The English Catalogue of Books ...
Author: Sampson Low
Publisher:
Published: 1901
Total Pages: 278
ISBN-13:
DOWNLOAD EBOOKRead and Download eBook Full
Author: Sampson Low
Publisher:
Published: 1901
Total Pages: 278
ISBN-13:
DOWNLOAD EBOOKAuthor: Library of Congress
Publisher:
Published: 1973
Total Pages: 712
ISBN-13:
DOWNLOAD EBOOKAuthor:
Publisher:
Published: 1894
Total Pages: 2018
ISBN-13:
DOWNLOAD EBOOKAuthor:
Publisher:
Published: 1881
Total Pages: 1454
ISBN-13:
DOWNLOAD EBOOKAuthor:
Publisher:
Published: 1881
Total Pages: 1452
ISBN-13:
DOWNLOAD EBOOKAuthor: Houghton Mifflin Company
Publisher:
Published:
Total Pages:
ISBN-13:
DOWNLOAD EBOOKAuthor:
Publisher:
Published: 1900
Total Pages: 1050
ISBN-13:
DOWNLOAD EBOOKAuthor:
Publisher:
Published: 1883
Total Pages: 1128
ISBN-13:
DOWNLOAD EBOOKAuthor:
Publisher:
Published: 1901
Total Pages: 205
ISBN-13:
DOWNLOAD EBOOKAuthor: Claire Parfait
Publisher: Routledge
Published: 2016-12-05
Total Pages: 269
ISBN-13: 1351883399
DOWNLOAD EBOOKUncle Tom's Cabin continues to provoke impassioned discussions among scholars; to serve as the inspiration for theater, film, and dance; and to be the locus of much heated debate surrounding race relations in the United States. It is also one of the most remarkable print-based texts in U.S. publishing history.

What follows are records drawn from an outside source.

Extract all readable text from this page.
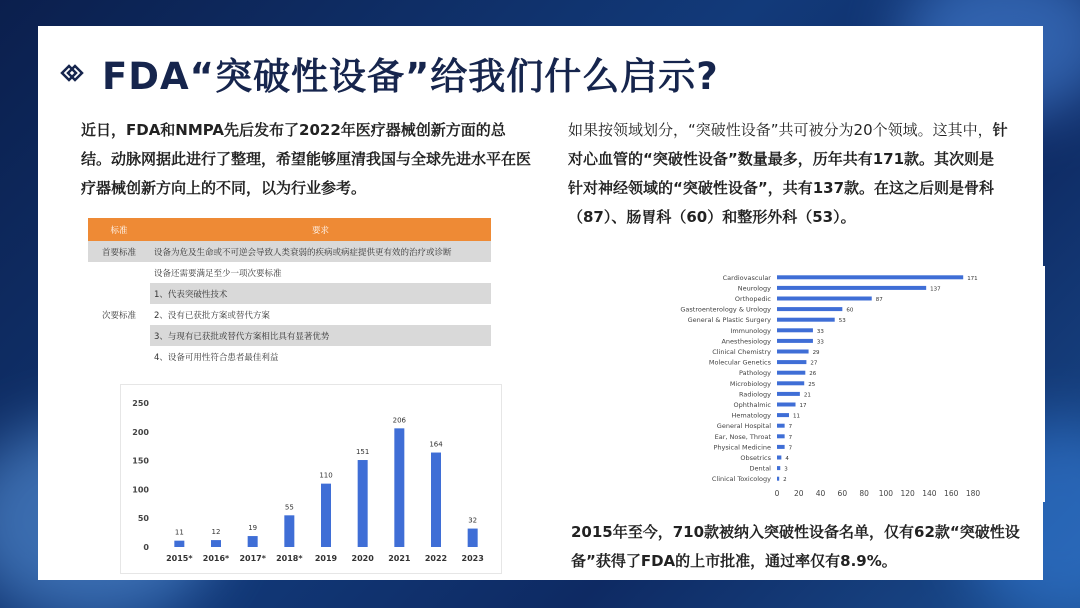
FDA“突破性设备”给我们什么启示?
近日，FDA和NMPA先后发布了2022年医疗器械创新方面的总结。动脉网据此进行了整理，希望能够厘清我国与全球先进水平在医疗器械创新方向上的不同，以为行业参考。
如果按领域划分，“突破性设备”共可被分为20个领域。这其中，针对心血管的“突破性设备”数量最多，历年共有171款。其次则是针对神经领域的“突破性设备”，共有137款。在这之后则是骨科（87）、肠胃科（60）和整形外科（53）。
标准	要求
首要标准	设备为危及生命或不可逆会导致人类衰弱的疾病或病症提供更有效的治疗或诊断
次要标准	设备还需要满足至少一项次要标准
	1、代表突破性技术
	2、没有已获批方案或替代方案
	3、与现有已获批或替代方案相比具有显著优势
	4、设备可用性符合患者最佳利益
0
50
100
150
200
250
11
2015*
12
2016*
19
2017*
55
2018*
110
2019
151
2020
206
2021
164
2022
32
2023
Cardiovascular	171
Neurology	137
Orthopedic	87
Gastroenterology & Urology	60
General & Plastic Surgery	53
Immunology	33
Anesthesiology	33
Clinical Chemistry	29
Molecular Genetics	27
Pathology	26
Microbiology	25
Radiology	21
Ophthalmic	17
Hematology	11
General Hospital	7
Ear, Nose, Throat	7
Physical Medicine	7
Obsetrics	4
Dental 3
Clinical Toxicology 2
0 20 40 60 80 100 120 140 160 180
2015年至今，710款被纳入突破性设备名单，仅有62款“突破性设备”获得了FDA的上市批准，通过率仅有8.9%。
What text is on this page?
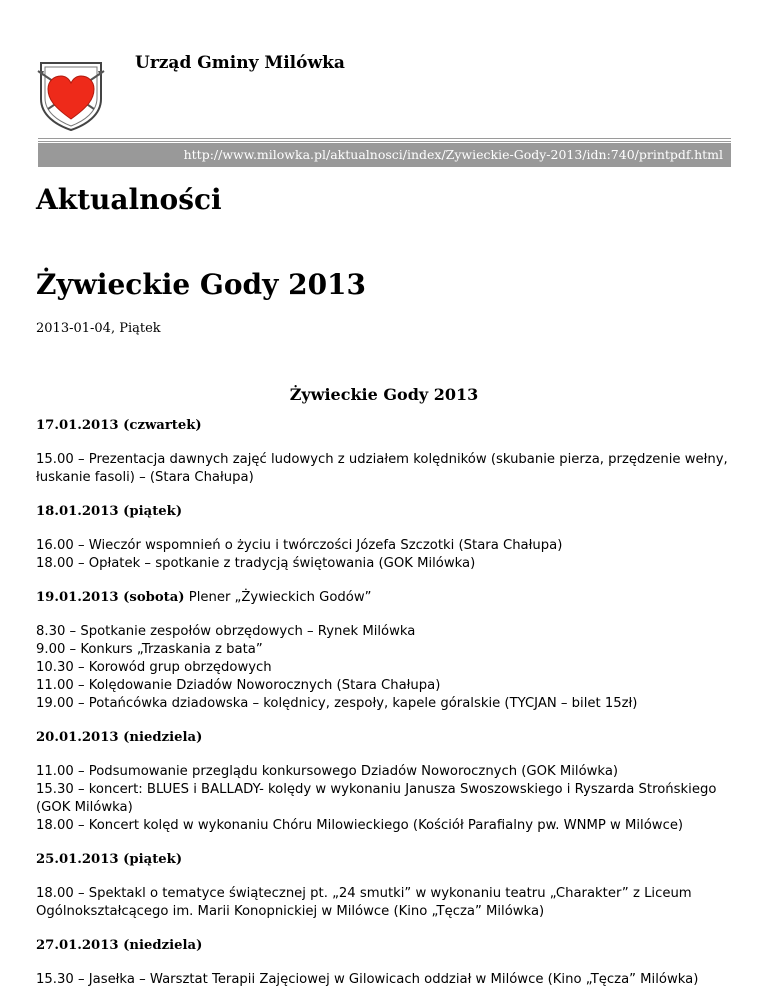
Urząd Gminy Milówka
http://www.milowka.pl/aktualnosci/index/Zywieckie-Gody-2013/idn:740/printpdf.html
Aktualności
Żywieckie Gody 2013
2013-01-04, Piątek
Żywieckie Gody 2013

17.01.2013 (czwartek)

15.00 – Prezentacja dawnych zajęć ludowych z udziałem kolędników (skubanie pierza, przędzenie wełny, łuskanie fasoli) – (Stara Chałupa)

18.01.2013 (piątek)

16.00 – Wieczór wspomnień o życiu i twórczości Józefa Szczotki (Stara Chałupa)
18.00 – Opłatek – spotkanie z tradycją świętowania (GOK Milówka)

19.01.2013 (sobota) Plener „Żywieckich Godów”

8.30 – Spotkanie zespołów obrzędowych – Rynek Milówka
9.00 – Konkurs „Trzaskania z bata”
10.30 – Korowód grup obrzędowych
11.00 – Kolędowanie Dziadów Noworocznych (Stara Chałupa)
19.00 – Potańcówka dziadowska – kolędnicy, zespoły, kapele góralskie (TYCJAN – bilet 15zł)

20.01.2013 (niedziela)

11.00 – Podsumowanie przeglądu konkursowego Dziadów Noworocznych (GOK Milówka)
15.30 – koncert: BLUES i BALLADY- kolędy w wykonaniu Janusza Swoszowskiego i Ryszarda Strońskiego (GOK Milówka)
18.00 – Koncert kolęd w wykonaniu Chóru Milowieckiego (Kościół Parafialny pw. WNMP w Milówce)

25.01.2013 (piątek)

18.00 – Spektakl o tematyce świątecznej pt. „24 smutki” w wykonaniu teatru „Charakter” z Liceum Ogólnokształcącego im. Marii Konopnickiej w Milówce (Kino „Tęcza” Milówka)

27.01.2013 (niedziela)

15.30 – Jasełka – Warsztat Terapii Zajęciowej w Gilowicach oddział w Milówce (Kino „Tęcza” Milówka)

And yet, until now, no book-length study has traced the tumultuous publishing history of this most famous of antislavery novels. Among the major issues Claire Parfait addresses in her detailed account are the conditions of female authorship, the structures of copyright, author-publisher relations, agency, and literary economics. To follow the trail of the book over 150 years is to track the course of American culture, and to read the various editions is to gain insight into the most basic structures, formations, and formulations of literary culture during the period. Parfait interrelates the cultural status of this still controversial novel with its publishing history, and thus also chronicles the changing mood and mores of the nation during the past century and a half. Scholars of Stowe, of American literature and culture, and of publishing history will find this impressive and compelling work invaluable.